Highlights from McKinsey’s report: “AI - The Next Digital Frontier”
McKinsey is becoming a prolific signposter of automation trends, so we thought it both timely and important to highlight the key elements of their recent report: Artificial Intelligence, The Next Digital Frontier.
The report analyses the AI investment landscape, the portfolios of internet companies and a survey of over 3,000 C-level executives’ views on automation to assess the potential impact of artificial intelligence.
The increasing importance of automation
The first key theme of the report is that automation driven by AI is one of the most transformative processes affecting the global economy today.
McKinsey state that in 2016, twice the number of articles mentioning AI were published compared to 2015, and four times as many as in 2014, signalling a marked increase in interest.
According to McKinsey’s estimates, the combined AI investment landscape rose from $26 billion to $39 billion in 2016.
McKinsey have identified distinct themes that have been pivotal to the recent surge in AI investment:
- An overwhelming majority of current investment in AI research is coming from technology companies themselves, with strong R&D teams ready to test and deploy AI solutions
- A rise in the velocity, variety and volume of big data available provides a rich source of data for machine learning systems to parse, model and subsequently utilise to increase automation and efficiency
- The above has been compounded by an increase in computing power, mainly centred around the development of faster, more advanced graphics processing units (GPUs)

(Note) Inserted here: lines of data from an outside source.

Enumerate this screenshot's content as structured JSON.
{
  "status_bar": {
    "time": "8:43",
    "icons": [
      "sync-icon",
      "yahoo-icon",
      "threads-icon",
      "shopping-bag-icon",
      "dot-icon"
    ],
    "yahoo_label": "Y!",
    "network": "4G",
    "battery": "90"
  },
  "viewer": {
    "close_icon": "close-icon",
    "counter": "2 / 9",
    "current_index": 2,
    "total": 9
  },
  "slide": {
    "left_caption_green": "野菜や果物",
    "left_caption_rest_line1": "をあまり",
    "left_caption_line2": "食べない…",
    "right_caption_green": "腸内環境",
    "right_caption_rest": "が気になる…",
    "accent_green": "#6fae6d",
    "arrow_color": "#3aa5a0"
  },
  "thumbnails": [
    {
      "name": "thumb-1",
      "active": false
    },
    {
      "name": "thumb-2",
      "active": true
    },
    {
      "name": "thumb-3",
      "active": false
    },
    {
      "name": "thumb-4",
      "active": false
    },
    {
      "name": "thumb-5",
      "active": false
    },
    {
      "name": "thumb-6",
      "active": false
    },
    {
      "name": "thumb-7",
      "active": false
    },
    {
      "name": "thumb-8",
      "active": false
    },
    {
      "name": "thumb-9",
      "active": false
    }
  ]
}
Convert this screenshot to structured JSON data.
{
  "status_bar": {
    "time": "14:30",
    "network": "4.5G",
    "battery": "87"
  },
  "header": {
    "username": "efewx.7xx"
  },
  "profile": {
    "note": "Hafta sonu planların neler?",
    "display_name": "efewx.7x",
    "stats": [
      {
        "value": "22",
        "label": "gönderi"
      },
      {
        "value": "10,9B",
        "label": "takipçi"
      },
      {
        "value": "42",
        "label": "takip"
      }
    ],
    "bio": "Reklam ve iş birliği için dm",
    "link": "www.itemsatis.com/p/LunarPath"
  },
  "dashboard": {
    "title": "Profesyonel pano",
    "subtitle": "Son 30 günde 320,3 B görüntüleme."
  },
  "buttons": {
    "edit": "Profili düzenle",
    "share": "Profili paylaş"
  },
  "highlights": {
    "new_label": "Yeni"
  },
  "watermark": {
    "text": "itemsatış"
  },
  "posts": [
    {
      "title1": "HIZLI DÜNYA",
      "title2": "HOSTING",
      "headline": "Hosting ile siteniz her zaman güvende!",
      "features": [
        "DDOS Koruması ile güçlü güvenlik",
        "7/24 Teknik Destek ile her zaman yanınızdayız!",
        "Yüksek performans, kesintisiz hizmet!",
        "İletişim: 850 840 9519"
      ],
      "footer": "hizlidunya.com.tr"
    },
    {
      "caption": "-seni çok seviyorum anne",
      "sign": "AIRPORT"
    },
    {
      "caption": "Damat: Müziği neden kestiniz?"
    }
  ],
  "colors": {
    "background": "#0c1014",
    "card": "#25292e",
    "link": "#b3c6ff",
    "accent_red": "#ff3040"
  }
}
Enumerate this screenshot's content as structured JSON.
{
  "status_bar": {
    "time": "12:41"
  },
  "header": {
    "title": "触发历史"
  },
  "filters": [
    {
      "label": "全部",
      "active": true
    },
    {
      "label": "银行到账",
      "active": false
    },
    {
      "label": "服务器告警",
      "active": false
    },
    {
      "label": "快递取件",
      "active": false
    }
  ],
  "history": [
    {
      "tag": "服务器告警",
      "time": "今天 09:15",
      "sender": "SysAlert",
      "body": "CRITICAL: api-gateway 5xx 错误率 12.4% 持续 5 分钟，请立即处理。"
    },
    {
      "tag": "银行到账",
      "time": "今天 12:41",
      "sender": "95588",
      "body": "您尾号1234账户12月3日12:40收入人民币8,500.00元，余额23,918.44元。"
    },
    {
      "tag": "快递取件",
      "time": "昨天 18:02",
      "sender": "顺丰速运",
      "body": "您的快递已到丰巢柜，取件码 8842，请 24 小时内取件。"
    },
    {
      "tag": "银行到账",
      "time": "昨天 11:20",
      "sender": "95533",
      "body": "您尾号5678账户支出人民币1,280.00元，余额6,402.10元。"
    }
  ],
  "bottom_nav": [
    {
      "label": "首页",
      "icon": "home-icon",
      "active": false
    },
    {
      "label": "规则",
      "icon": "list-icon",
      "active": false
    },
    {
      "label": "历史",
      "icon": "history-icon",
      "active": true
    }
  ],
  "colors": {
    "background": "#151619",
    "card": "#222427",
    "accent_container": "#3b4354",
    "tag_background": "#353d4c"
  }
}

More firms are beginning to invest in AI, but many are missing out on its potential
Of 3,073 C-level respondents across the health care, retail and telecoms sectors:
- 20% of businesses have adopted one or more AI solutions either at scale or have incorporated it as a core element of their operations
- 10% reported introducing more than two artificial intelligence products into their core business model
- 9% reported using machine learning to model their data
These numbers are still exceptionally low when pitted against the potential returns. Even at this early stage of human-to-computer workflow integration, failure to invest in AI will be costly longer term, as the huge gains made by early adopters illustrate.
- Amazon improved their click-to-ship cycle time from a human performance of between 60–75 minutes to less than 15 minutes using robotics. This had a compound result of reducing operations costs by 20%.
- Netflix improved their notorious recommendation algorithm, reducing their yearly churn rate by $1bn.
Similarly, Echobox has increased Facebook traffic for publishers by 57% on average, and has saved publishers over $15 million per year, by integrating artificial intelligence into the workflows of their social media teams.
Early adoption is key
20% of businesses from sectors as diverse as technology, healthcare, retail and telecoms have adopted one or more AI-related technologies as a significant element of their core business.
Early adopters of artificial intelligence largely shared several key characteristics. They tend to be digitally mature, in that they are already investing at scale in new technologies such as big data. Early adopters also tend to be larger businesses that have adopted AI at scale and use it as a core part of their business. In addition, McKinsey observed that these corporations are more motivated to invest by the promise of service innovation than financial gain alone. Finally, C-level support for AI was found to be a key factor determining whether there was a successful and early integration of artificial intelligence.